So that gives it a distorted worldview, it gives it a distorted perspective. Which is geared to a particular voice, a particular point of view, a particular way of looking at the world. Now, that's one level of bias and potential discrimination because we know that that means then when we get output from these machines, it's potentially going to discriminate against other races. It's potentially going to discriminate by gender and it might otherwise marginalize certain communities. The other part, and this goes back to the shark in that previous analogy, is that they deliberately harmful and toxic data on the internet also goes into the model. So whilst we have an inadvertent or an accidental white western male worldview, the dataset also contains deliberately toxic and harmful content. So that might be Twitter threads or Reddits commentary in particular, those places on social media where people are being deliberately racist, deliberately antagonistic, sexist, ableist, misogynist and so on.
All of that data's in there as well. And in fact, so much of that data is in there that can sway the output. So Microsoft in 2017 trained a bot on the Twitter corpus and within hours of releasing it was spouting extreme right wing racist content and they pulled the bot down and they never tried the experiment again. So we have an inadvertent level of discrimination. We have an almost deliberate layer of discrimination, and then we've even got one more level of discrimination, unfortunately, which is when the organizations behind these AIs try to remove or filter out some of that discrimination, they can actually make the problem even worse. So in trying to filter out the bias and in trying to make the worldview of these language models a little bit more equitable, companies like OpenAI, they have to put in guardrails. They have to train the machines specifically to act in a certain way.
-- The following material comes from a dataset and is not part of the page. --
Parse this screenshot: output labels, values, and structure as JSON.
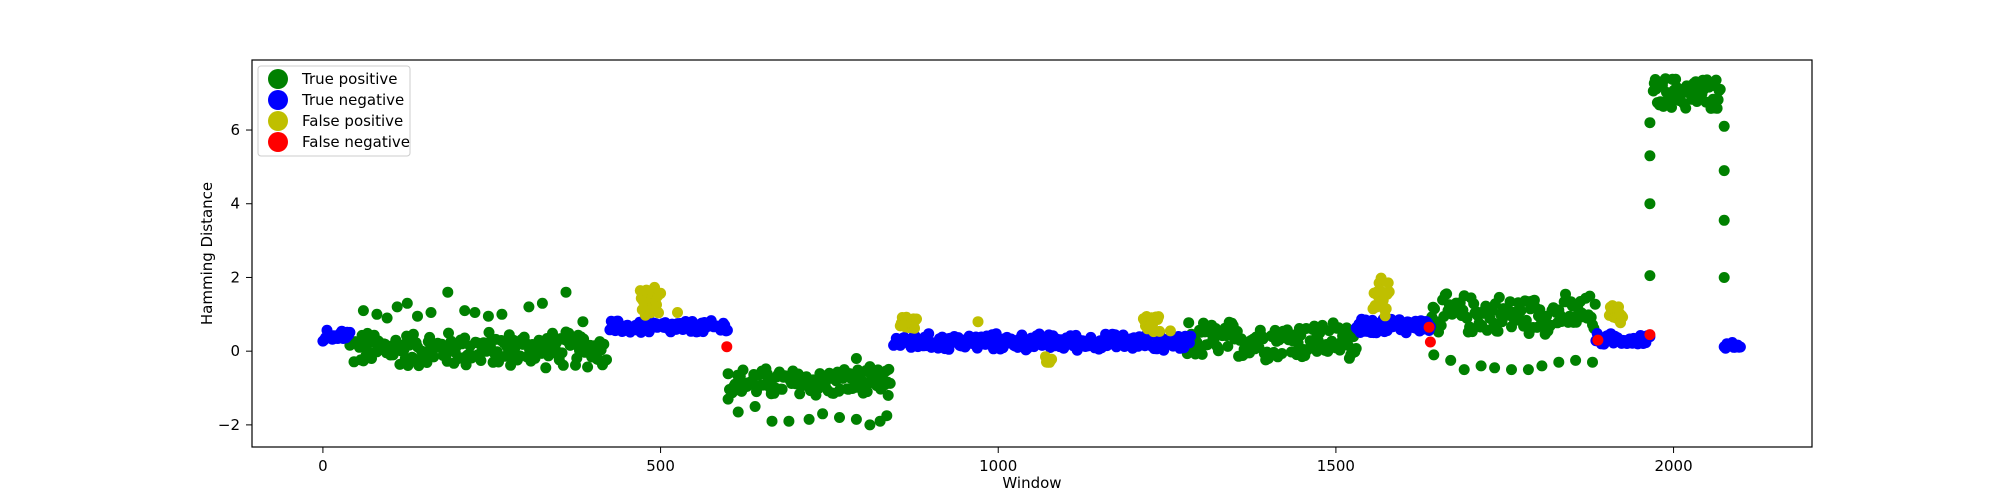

So one way that they do this is problematic. They use human labor to train and label toxic data. So if you go online and search for a Time article that was published earlier this year, you'll see a case where companies like OpenAI had outsourced the labeling of toxic data to very low paid workers in the Global South. In countries like Kenya in particular. And these workers were paid far below a western minimum wage to manually flag and label data that was abusive and very traumatic in some cases. To the extent that some of these workers had to then undergo counseling and couldn't continue in those roles. Now, companies like OpenAI and the outsourcing agency that provided those services will argue that they're providing fair and reasonable wages and that they're creating jobs and all kinds of justifications, but at the end of the day, we have humans labeling potentially harmful data in the interest of filtering that data out for the users of applications like ChatGPT.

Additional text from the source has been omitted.